Sœurs et frères, il est important d’écouter : nous devons nous rendre compte que les jeunes enfants observent, comprennent et se souviennent. Avec leurs regards et leurs silences, ils nous parlent, écoutons-les !
Chers amis, je vous remercie et vous encourage à saisir l’opportunité de cette rencontre, avec l’aide de Dieu. Je prie pour que votre contribution aide à construire un monde meilleur pour les enfants, et donc pour tous ! J’espère que nous sommes ici, tous ensemble, pour placer les enfants, leurs droits, leurs rêves, leurs exigences pour l’avenir, au centre de nos préoccupations. Merci à tous et que Dieu vous bénisse !
Remerciements du Saint-Père à l’issue des travaux du Sommet Mondial des Droits de l’Enfant
Chers amis
Je voudrais vous exprimer ma gratitude au terme de cette rencontre sur les droits de l’enfant.
Grâce à vous, les salles du Palais apostolique sont devenues aujourd’hui un « observatoire » ouvert sur la réalité des enfants dans le monde, une enfance malheureusement souvent blessée, exploitée et niée. Votre présence, votre expérience et votre compassion ont créé un observatoire et surtout un « laboratoire » : dans différents groupes thématiques, ils ont élaboré des propositions pour la protection des droits des enfants, en les considérant non pas comme des chiffres, mais comme des visages.

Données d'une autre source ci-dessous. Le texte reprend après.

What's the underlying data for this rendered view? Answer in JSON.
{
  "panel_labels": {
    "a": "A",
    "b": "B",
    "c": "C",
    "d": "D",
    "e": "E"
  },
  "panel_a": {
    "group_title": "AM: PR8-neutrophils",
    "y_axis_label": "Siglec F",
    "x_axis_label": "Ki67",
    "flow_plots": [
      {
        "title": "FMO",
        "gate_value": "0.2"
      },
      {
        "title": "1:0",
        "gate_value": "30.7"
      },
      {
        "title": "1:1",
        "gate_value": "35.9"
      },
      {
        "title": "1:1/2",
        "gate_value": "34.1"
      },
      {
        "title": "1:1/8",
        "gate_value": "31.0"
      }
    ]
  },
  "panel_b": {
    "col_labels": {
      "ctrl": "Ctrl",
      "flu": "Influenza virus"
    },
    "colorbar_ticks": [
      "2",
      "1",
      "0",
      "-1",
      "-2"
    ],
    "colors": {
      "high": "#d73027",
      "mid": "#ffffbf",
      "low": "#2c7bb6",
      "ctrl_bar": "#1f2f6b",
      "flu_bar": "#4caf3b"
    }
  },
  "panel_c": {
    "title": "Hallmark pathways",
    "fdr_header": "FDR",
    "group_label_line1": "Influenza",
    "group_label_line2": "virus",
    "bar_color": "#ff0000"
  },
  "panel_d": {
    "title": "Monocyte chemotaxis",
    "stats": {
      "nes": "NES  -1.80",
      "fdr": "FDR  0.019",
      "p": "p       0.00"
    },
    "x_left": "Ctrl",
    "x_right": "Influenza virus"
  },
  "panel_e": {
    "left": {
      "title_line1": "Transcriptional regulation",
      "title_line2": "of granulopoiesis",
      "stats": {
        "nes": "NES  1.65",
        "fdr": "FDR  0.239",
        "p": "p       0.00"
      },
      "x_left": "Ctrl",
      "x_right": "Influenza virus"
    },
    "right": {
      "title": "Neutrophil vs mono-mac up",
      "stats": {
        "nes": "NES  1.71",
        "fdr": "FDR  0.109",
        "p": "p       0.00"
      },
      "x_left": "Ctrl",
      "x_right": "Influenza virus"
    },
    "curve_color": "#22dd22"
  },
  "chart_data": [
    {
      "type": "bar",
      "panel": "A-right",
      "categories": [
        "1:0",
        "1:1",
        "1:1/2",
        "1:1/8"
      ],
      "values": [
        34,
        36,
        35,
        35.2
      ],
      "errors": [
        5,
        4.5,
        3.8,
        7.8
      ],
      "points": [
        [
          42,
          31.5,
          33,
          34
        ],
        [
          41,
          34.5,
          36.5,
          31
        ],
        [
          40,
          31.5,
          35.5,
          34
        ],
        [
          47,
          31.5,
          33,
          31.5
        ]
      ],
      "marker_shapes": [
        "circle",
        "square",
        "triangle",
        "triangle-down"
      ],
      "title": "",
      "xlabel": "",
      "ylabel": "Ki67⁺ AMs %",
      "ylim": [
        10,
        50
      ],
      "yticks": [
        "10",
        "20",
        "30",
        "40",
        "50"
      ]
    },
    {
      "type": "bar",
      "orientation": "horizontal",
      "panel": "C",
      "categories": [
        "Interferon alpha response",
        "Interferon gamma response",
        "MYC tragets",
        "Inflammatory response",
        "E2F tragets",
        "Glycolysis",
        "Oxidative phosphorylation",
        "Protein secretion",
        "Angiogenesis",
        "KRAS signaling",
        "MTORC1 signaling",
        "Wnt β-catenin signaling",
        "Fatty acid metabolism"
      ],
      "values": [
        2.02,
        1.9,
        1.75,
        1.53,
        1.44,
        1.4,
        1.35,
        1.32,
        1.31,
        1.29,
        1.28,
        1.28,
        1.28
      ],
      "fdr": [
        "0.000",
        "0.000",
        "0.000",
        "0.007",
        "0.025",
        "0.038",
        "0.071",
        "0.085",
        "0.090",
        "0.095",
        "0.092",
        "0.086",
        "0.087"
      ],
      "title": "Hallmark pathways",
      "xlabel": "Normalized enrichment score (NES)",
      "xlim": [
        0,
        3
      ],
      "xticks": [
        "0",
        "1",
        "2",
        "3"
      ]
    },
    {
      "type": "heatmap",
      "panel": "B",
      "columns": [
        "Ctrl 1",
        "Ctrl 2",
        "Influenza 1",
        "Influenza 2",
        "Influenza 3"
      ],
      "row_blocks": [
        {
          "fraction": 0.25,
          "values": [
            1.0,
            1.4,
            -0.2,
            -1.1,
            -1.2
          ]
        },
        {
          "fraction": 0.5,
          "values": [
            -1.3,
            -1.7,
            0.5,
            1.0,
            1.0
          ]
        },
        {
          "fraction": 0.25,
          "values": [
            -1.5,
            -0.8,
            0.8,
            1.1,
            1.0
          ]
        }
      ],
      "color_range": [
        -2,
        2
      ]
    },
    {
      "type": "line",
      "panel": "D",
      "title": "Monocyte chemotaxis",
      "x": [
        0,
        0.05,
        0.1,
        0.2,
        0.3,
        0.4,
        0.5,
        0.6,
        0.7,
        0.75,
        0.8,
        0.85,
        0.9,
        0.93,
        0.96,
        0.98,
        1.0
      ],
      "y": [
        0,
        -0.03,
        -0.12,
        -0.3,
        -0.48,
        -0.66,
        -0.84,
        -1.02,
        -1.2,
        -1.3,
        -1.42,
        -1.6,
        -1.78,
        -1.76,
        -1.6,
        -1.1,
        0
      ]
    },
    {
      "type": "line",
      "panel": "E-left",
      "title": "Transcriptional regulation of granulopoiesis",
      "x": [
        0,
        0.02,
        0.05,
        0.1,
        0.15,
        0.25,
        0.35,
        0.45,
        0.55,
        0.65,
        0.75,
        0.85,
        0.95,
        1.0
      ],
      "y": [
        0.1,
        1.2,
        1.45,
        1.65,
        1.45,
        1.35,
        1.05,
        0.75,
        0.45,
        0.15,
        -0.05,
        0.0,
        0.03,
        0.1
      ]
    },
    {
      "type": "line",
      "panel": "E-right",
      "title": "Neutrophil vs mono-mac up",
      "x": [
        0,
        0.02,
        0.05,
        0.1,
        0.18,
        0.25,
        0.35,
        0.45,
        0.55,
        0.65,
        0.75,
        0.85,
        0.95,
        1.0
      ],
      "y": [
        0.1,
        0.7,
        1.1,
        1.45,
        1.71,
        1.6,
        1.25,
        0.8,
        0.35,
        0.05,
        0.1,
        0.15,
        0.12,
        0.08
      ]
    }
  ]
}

Tout cela rend gloire à Dieu, et nous le lui confions, afin que son Esprit Saint le rende fécond et fructueux. Le père Faltas a dit un mot, une phrase que j’aime beaucoup : « Les enfants nous regardent ». C’est aussi le titre d’un film célèbre. Les enfants nous regardent : ils nous regardent pour voir comment nous avançons dans la vie.
Pour ma part, afin de poursuivre cet engagement et de le promouvoir dans toute l’Église, j’ai l’intention de préparer une Lettre, une Exhortation, je ne sais pas, dédiée aux enfants.
Encore une fois, merci à tous ! Merci à chacun d’entre vous.